The answer was yes. So Chammah and his producer Alvin Melathe joined the defense team on Zoom calls and accompanied them on investigative trips to El Paso.
“Something that surprised me was how much investigating goes on at the last minute,” Chammah said. “And I don’t think that it’s that the lawyers were negligent earlier. It’s that the finality of an execution really makes you just turn every page one more time.”
He said they spent a lot of time with defense lawyers in this final scramble.
“So they were knocking on doors of a lot of long-shot people that frankly, to me, seemed very far from the facts at hand. But then it turns out that some of those people have bombshell disclosures that seem really important and that end up going in these final appeals to the state courts,” Chammah said.
But, he said, the goal was to give listeners a sort of “360 view” of a death penalty case.
“We spent a lot of time with the mother of one of the victims in the David Wood case. I met a lot of other victim families. The lead detective in the case, who was adamant that he was guilty,” Chammah said.
David Wood was sentenced to death in 1993 for the murders of six El Paso-area women and girls in the late 1980s. Their bodies were found in the desert near the city, so Wood became known as “The Desert Killer.”
Chammah says he believes “The Last 12 Weeks” aimed to capture something never before tracked in audio.
“The one moment that really sticks out to me is that these lawyers actually approach the mother of one of the victims. And she has been adamant for 30 years that David Wood murdered her daughter. And the lawyers are just as convinced that David Wood is innocent and they try to make the case to her,” Chammah said. “And that’s just the kind of intimate, uncomfortable, complex scenario that plays out sometimes, but there’s almost never a journalist, much less a microphone in the room.”
The impact of these life-and-death cases on everyone touched by them is one aspect of the podcast he hopes listeners will key in on.
“I also hope that people take away how much happenstance and kind of human error and even arbitrariness can show up in death penalty cases,” Chammah said.
“There were so many moments where it felt like the course of this case, the life-and-death stakes, were turning on these random small moments in the field — whether somebody answers a door, whether someone feels comfortable sharing a memory… And I hope people come away understanding that for all of this big philosophical debate about whether we have the death penalty and whether it’s right or wrong, that the system we have is actually an extremely human system that is marked, really at every turn, by human frailties in some way.”

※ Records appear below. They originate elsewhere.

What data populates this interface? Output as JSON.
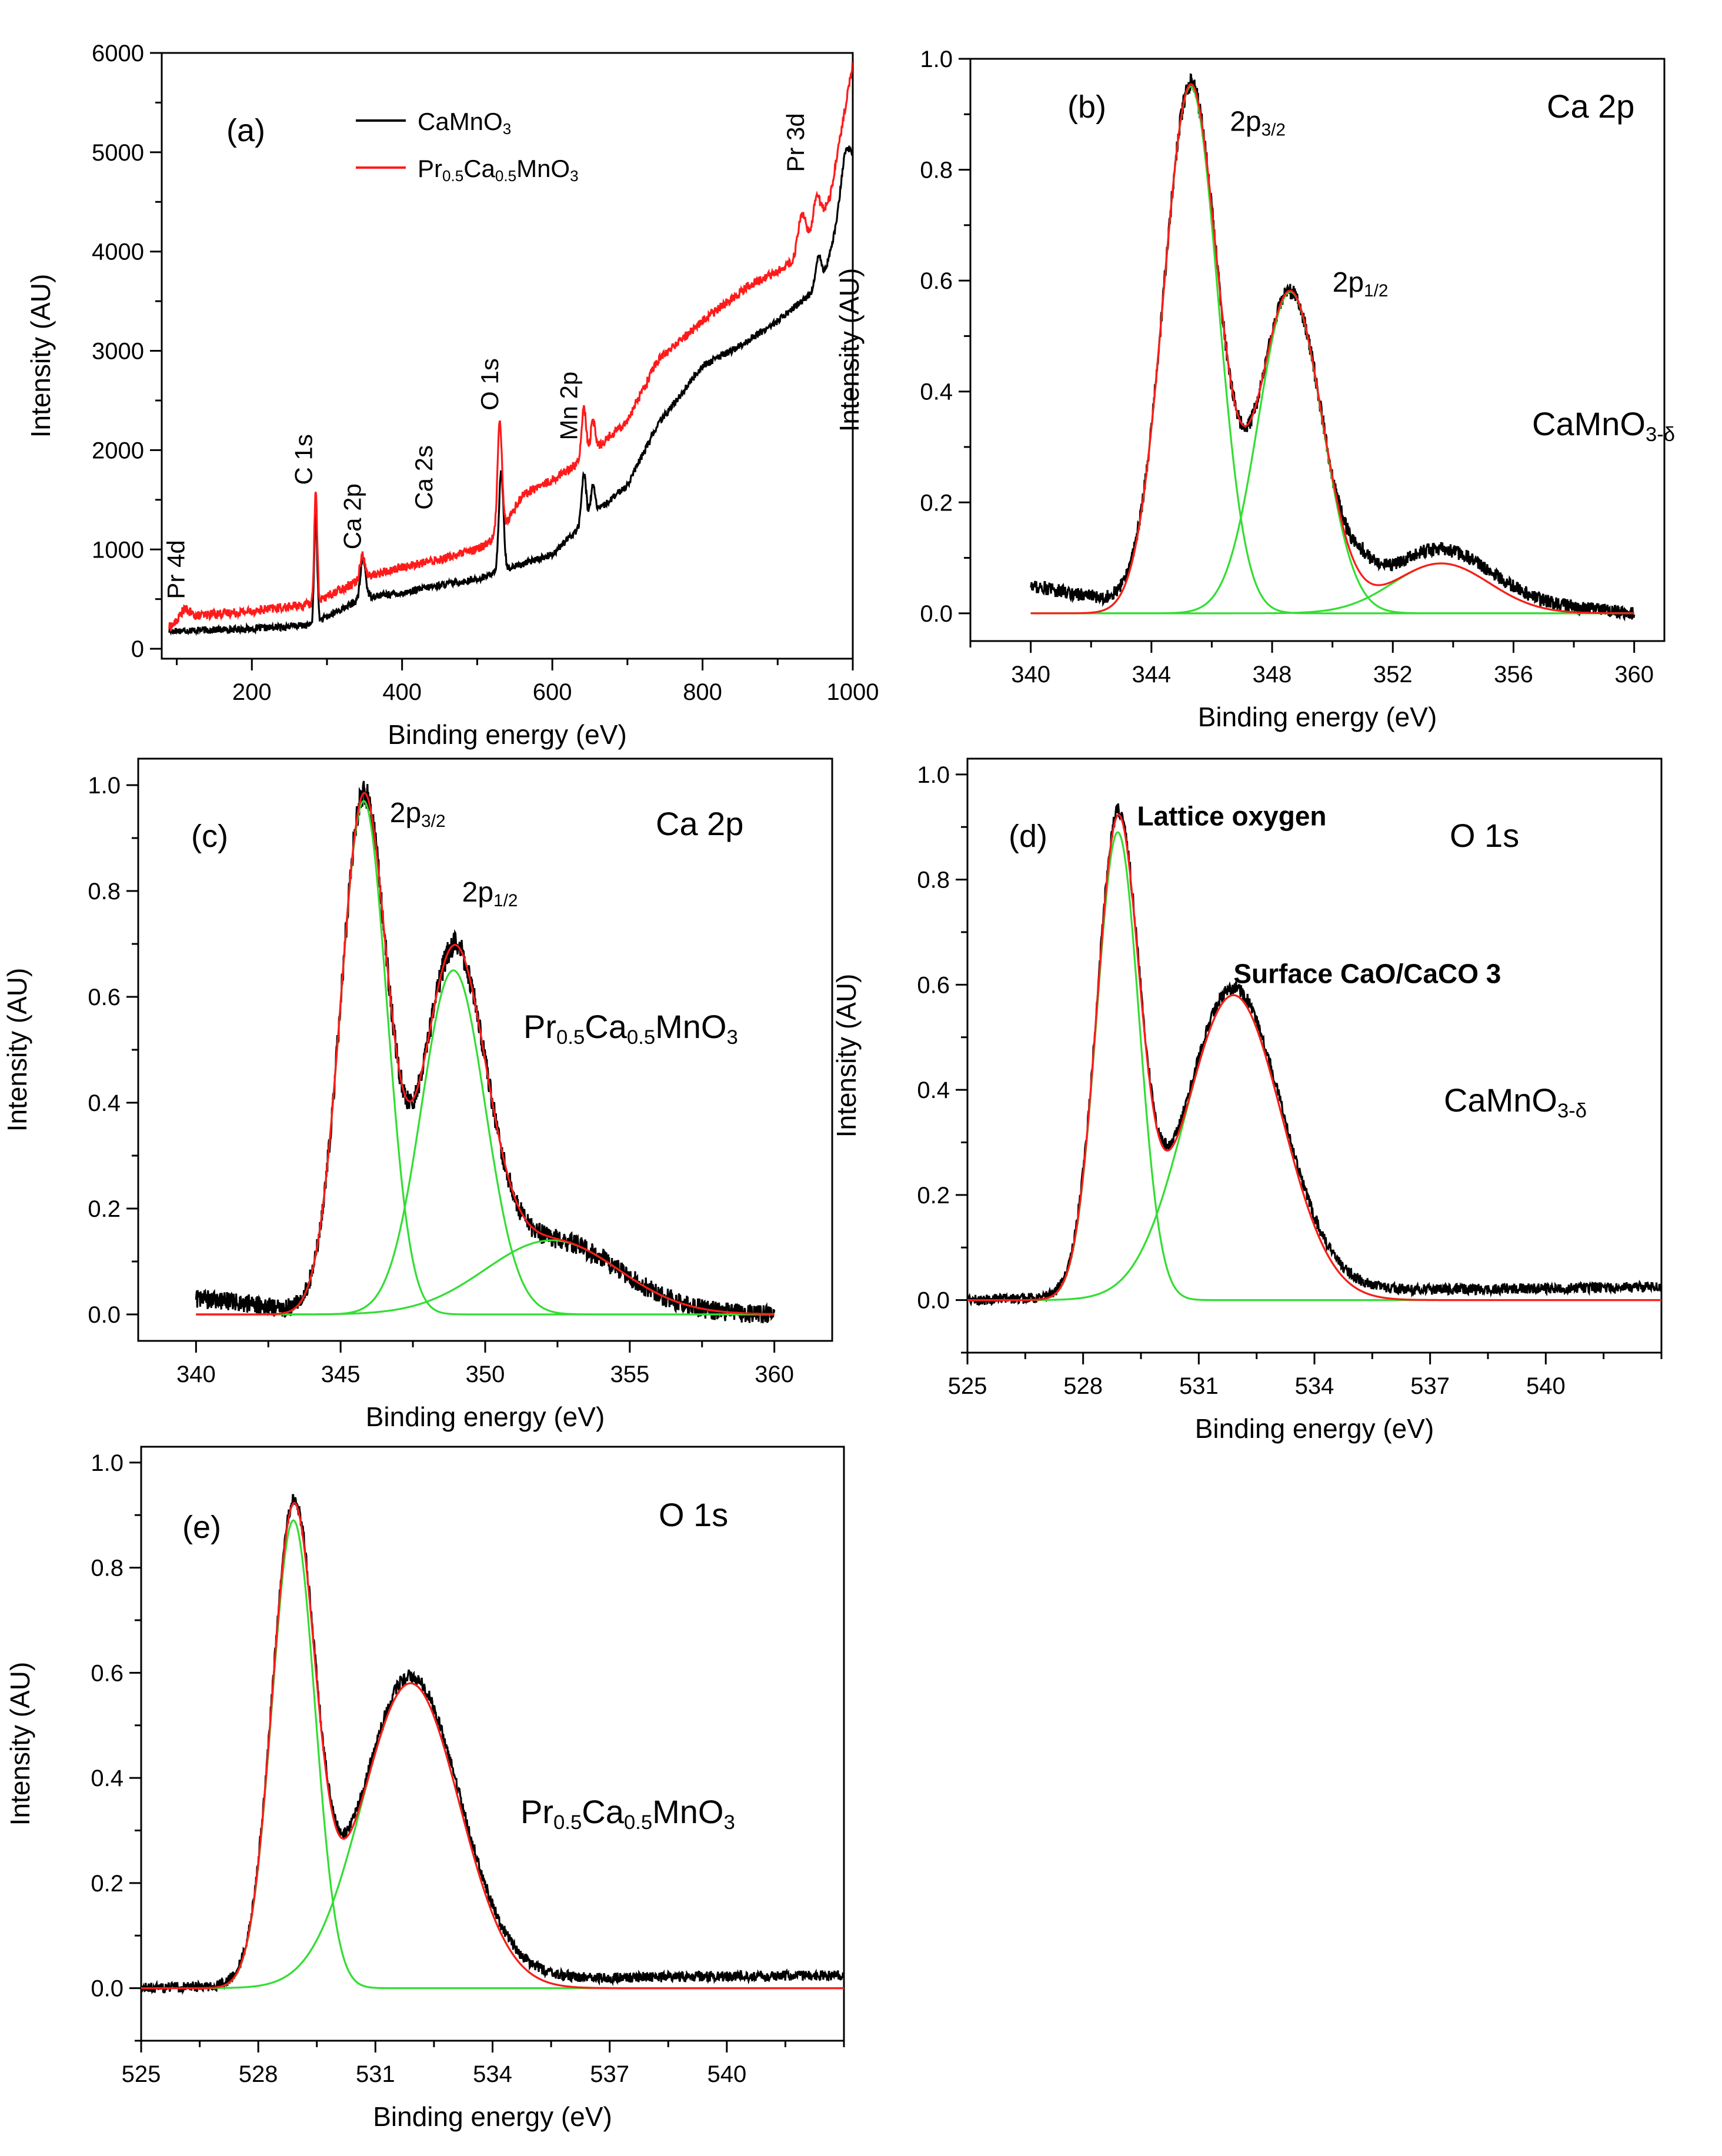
{
  "colors": {
    "black": "#000000",
    "red": "#ff1a1a",
    "green": "#33dd33"
  },
  "chart_data": [
    {
      "id": "a",
      "type": "line",
      "panel_label": "(a)",
      "xlabel": "Binding energy (eV)",
      "ylabel": "Intensity (AU)",
      "xlim": [
        80,
        1000
      ],
      "ylim": [
        -100,
        6000
      ],
      "xticks": [
        200,
        400,
        600,
        800,
        1000
      ],
      "yticks": [
        0,
        1000,
        2000,
        3000,
        4000,
        5000,
        6000
      ],
      "legend": {
        "position": "top-center",
        "entries": [
          {
            "base": "CaMnO",
            "sub": "3",
            "color": "#000000"
          },
          {
            "parts": [
              [
                "Pr",
                ""
              ],
              [
                "0.5",
                "sub"
              ],
              [
                "Ca",
                ""
              ],
              [
                "0.5",
                "sub"
              ],
              [
                "MnO",
                ""
              ],
              [
                "3",
                "sub"
              ]
            ],
            "color": "#ff1a1a"
          }
        ]
      },
      "series": [
        {
          "name": "CaMnO3",
          "color": "#000000",
          "noise": 35,
          "baseline": [
            [
              90,
              180
            ],
            [
              200,
              200
            ],
            [
              280,
              240
            ],
            [
              350,
              520
            ],
            [
              400,
              560
            ],
            [
              450,
              640
            ],
            [
              500,
              700
            ],
            [
              530,
              780
            ],
            [
              600,
              950
            ],
            [
              640,
              1250
            ],
            [
              700,
              1650
            ],
            [
              740,
              2250
            ],
            [
              800,
              2850
            ],
            [
              850,
              3050
            ],
            [
              900,
              3300
            ],
            [
              940,
              3550
            ],
            [
              960,
              3700
            ],
            [
              980,
              4300
            ],
            [
              1000,
              4900
            ]
          ],
          "peaks": [
            [
              285,
              1100,
              2
            ],
            [
              347,
              300,
              3
            ],
            [
              350,
              150,
              3
            ],
            [
              532,
              1000,
              3
            ],
            [
              642,
              500,
              3
            ],
            [
              654,
              300,
              3
            ],
            [
              955,
              300,
              4
            ],
            [
              990,
              400,
              6
            ]
          ]
        },
        {
          "name": "Pr0.5Ca0.5MnO3",
          "color": "#ff1a1a",
          "noise": 45,
          "baseline": [
            [
              90,
              220
            ],
            [
              120,
              330
            ],
            [
              200,
              380
            ],
            [
              280,
              450
            ],
            [
              350,
              720
            ],
            [
              400,
              820
            ],
            [
              450,
              900
            ],
            [
              500,
              1000
            ],
            [
              530,
              1150
            ],
            [
              560,
              1550
            ],
            [
              600,
              1700
            ],
            [
              640,
              1900
            ],
            [
              700,
              2300
            ],
            [
              740,
              2900
            ],
            [
              800,
              3300
            ],
            [
              860,
              3650
            ],
            [
              900,
              3800
            ],
            [
              930,
              3950
            ],
            [
              950,
              4250
            ],
            [
              970,
              4550
            ],
            [
              1000,
              5900
            ]
          ],
          "peaks": [
            [
              285,
              1100,
              2
            ],
            [
              347,
              250,
              3
            ],
            [
              530,
              1150,
              3
            ],
            [
              642,
              500,
              3
            ],
            [
              654,
              300,
              3
            ],
            [
              932,
              400,
              5
            ],
            [
              952,
              300,
              4
            ],
            [
              110,
              100,
              6
            ]
          ]
        }
      ],
      "annotations": [
        {
          "text": "Pr 4d",
          "x": 110,
          "y": 500,
          "rotate": true
        },
        {
          "text": "C 1s",
          "x": 280,
          "y": 1650,
          "rotate": true
        },
        {
          "text": "Ca 2p",
          "x": 345,
          "y": 1000,
          "rotate": true
        },
        {
          "text": "Ca 2s",
          "x": 440,
          "y": 1400,
          "rotate": true
        },
        {
          "text": "O 1s",
          "x": 528,
          "y": 2400,
          "rotate": true
        },
        {
          "text": "Mn 2p",
          "x": 633,
          "y": 2100,
          "rotate": true
        },
        {
          "text": "Pr 3d",
          "x": 935,
          "y": 4800,
          "rotate": true
        }
      ]
    },
    {
      "id": "b",
      "type": "line",
      "panel_label": "(b)",
      "title": "Ca 2p",
      "sample": {
        "base": "CaMnO",
        "sub": "3-δ"
      },
      "xlabel": "Binding energy (eV)",
      "ylabel": "Intensity (AU)",
      "xlim": [
        338,
        361
      ],
      "ylim": [
        -0.05,
        1.0
      ],
      "xticks": [
        340,
        344,
        348,
        352,
        356,
        360
      ],
      "yticks": [
        0.0,
        0.2,
        0.4,
        0.6,
        0.8,
        1.0
      ],
      "components": [
        [
          345.3,
          0.95,
          0.9
        ],
        [
          348.6,
          0.58,
          1.05
        ],
        [
          353.6,
          0.09,
          1.6
        ]
      ],
      "data_noise": 0.012,
      "data_range": [
        340,
        360
      ],
      "extra_bg": [
        [
          340,
          0.05
        ],
        [
          342,
          0.03
        ],
        [
          344,
          0.0
        ],
        [
          350,
          0.0
        ],
        [
          351,
          0.05
        ],
        [
          352,
          0.03
        ],
        [
          356,
          0.02
        ],
        [
          358,
          0.01
        ],
        [
          360,
          0.0
        ]
      ],
      "peak_labels": [
        {
          "base": "2p",
          "sub": "3/2",
          "x": 346.6,
          "y": 0.87
        },
        {
          "base": "2p",
          "sub": "1/2",
          "x": 350.0,
          "y": 0.58
        }
      ]
    },
    {
      "id": "c",
      "type": "line",
      "panel_label": "(c)",
      "title": "Ca 2p",
      "sample": {
        "parts": [
          [
            "Pr",
            ""
          ],
          [
            "0.5",
            "sub"
          ],
          [
            "Ca",
            ""
          ],
          [
            "0.5",
            "sub"
          ],
          [
            "MnO",
            ""
          ],
          [
            "3",
            "sub"
          ]
        ]
      },
      "xlabel": "Binding energy (eV)",
      "ylabel": "Intensity (AU)",
      "xlim": [
        338,
        362
      ],
      "ylim": [
        -0.05,
        1.05
      ],
      "xticks": [
        340,
        345,
        350,
        355,
        360
      ],
      "yticks": [
        0.0,
        0.2,
        0.4,
        0.6,
        0.8,
        1.0
      ],
      "components": [
        [
          345.8,
          0.97,
          0.8
        ],
        [
          348.9,
          0.65,
          1.1
        ],
        [
          352.3,
          0.14,
          2.3
        ]
      ],
      "data_noise": 0.018,
      "data_range": [
        340,
        360
      ],
      "extra_bg": [
        [
          340,
          0.03
        ],
        [
          342,
          0.02
        ],
        [
          344,
          0.0
        ],
        [
          360,
          0.0
        ]
      ],
      "peak_labels": [
        {
          "base": "2p",
          "sub": "3/2",
          "x": 346.7,
          "y": 0.93
        },
        {
          "base": "2p",
          "sub": "1/2",
          "x": 349.2,
          "y": 0.78
        }
      ]
    },
    {
      "id": "d",
      "type": "line",
      "title": "O 1s",
      "panel_label": "(d)",
      "sample": {
        "base": "CaMnO",
        "sub": "3-δ"
      },
      "xlabel": "Binding energy (eV)",
      "ylabel": "Intensity (AU)",
      "xlim": [
        525,
        543
      ],
      "ylim": [
        -0.1,
        1.03
      ],
      "xticks": [
        525,
        528,
        531,
        534,
        537,
        540
      ],
      "yticks": [
        0.0,
        0.2,
        0.4,
        0.6,
        0.8,
        1.0
      ],
      "components": [
        [
          528.9,
          0.89,
          0.55
        ],
        [
          531.9,
          0.58,
          1.25
        ]
      ],
      "data_noise": 0.01,
      "data_range": [
        525,
        543
      ],
      "extra_bg": [
        [
          525,
          0.0
        ],
        [
          535,
          0.02
        ],
        [
          537,
          0.02
        ],
        [
          543,
          0.025
        ]
      ],
      "bold_labels": [
        {
          "text": "Lattice oxygen",
          "x": 529.4,
          "y": 0.92
        },
        {
          "text": "Surface CaO/CaCO 3",
          "x": 531.9,
          "y": 0.62
        }
      ]
    },
    {
      "id": "e",
      "type": "line",
      "title": "O 1s",
      "panel_label": "(e)",
      "sample": {
        "parts": [
          [
            "Pr",
            ""
          ],
          [
            "0.5",
            "sub"
          ],
          [
            "Ca",
            ""
          ],
          [
            "0.5",
            "sub"
          ],
          [
            "MnO",
            ""
          ],
          [
            "3",
            "sub"
          ]
        ]
      },
      "xlabel": "Binding energy (eV)",
      "ylabel": "Intensity (AU)",
      "xlim": [
        525,
        543
      ],
      "ylim": [
        -0.1,
        1.03
      ],
      "xticks": [
        525,
        528,
        531,
        534,
        537,
        540
      ],
      "yticks": [
        0.0,
        0.2,
        0.4,
        0.6,
        0.8,
        1.0
      ],
      "components": [
        [
          528.9,
          0.89,
          0.55
        ],
        [
          531.9,
          0.58,
          1.25
        ]
      ],
      "data_noise": 0.01,
      "data_range": [
        525,
        543
      ],
      "extra_bg": [
        [
          525,
          0.0
        ],
        [
          535,
          0.02
        ],
        [
          537,
          0.02
        ],
        [
          543,
          0.025
        ]
      ]
    }
  ]
}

Since the 12 weeks of “The Last 12 Weeks” are in the past, listeners might know, or could easily learn, what happened to David Wood as his execution date approached. Chammah says how listeners approach that information is up to them.
“It’s a question of whether you want to know the end and then follow the podcast to understand how it got to the end, or you want to take the ride along with us,” Chammah said.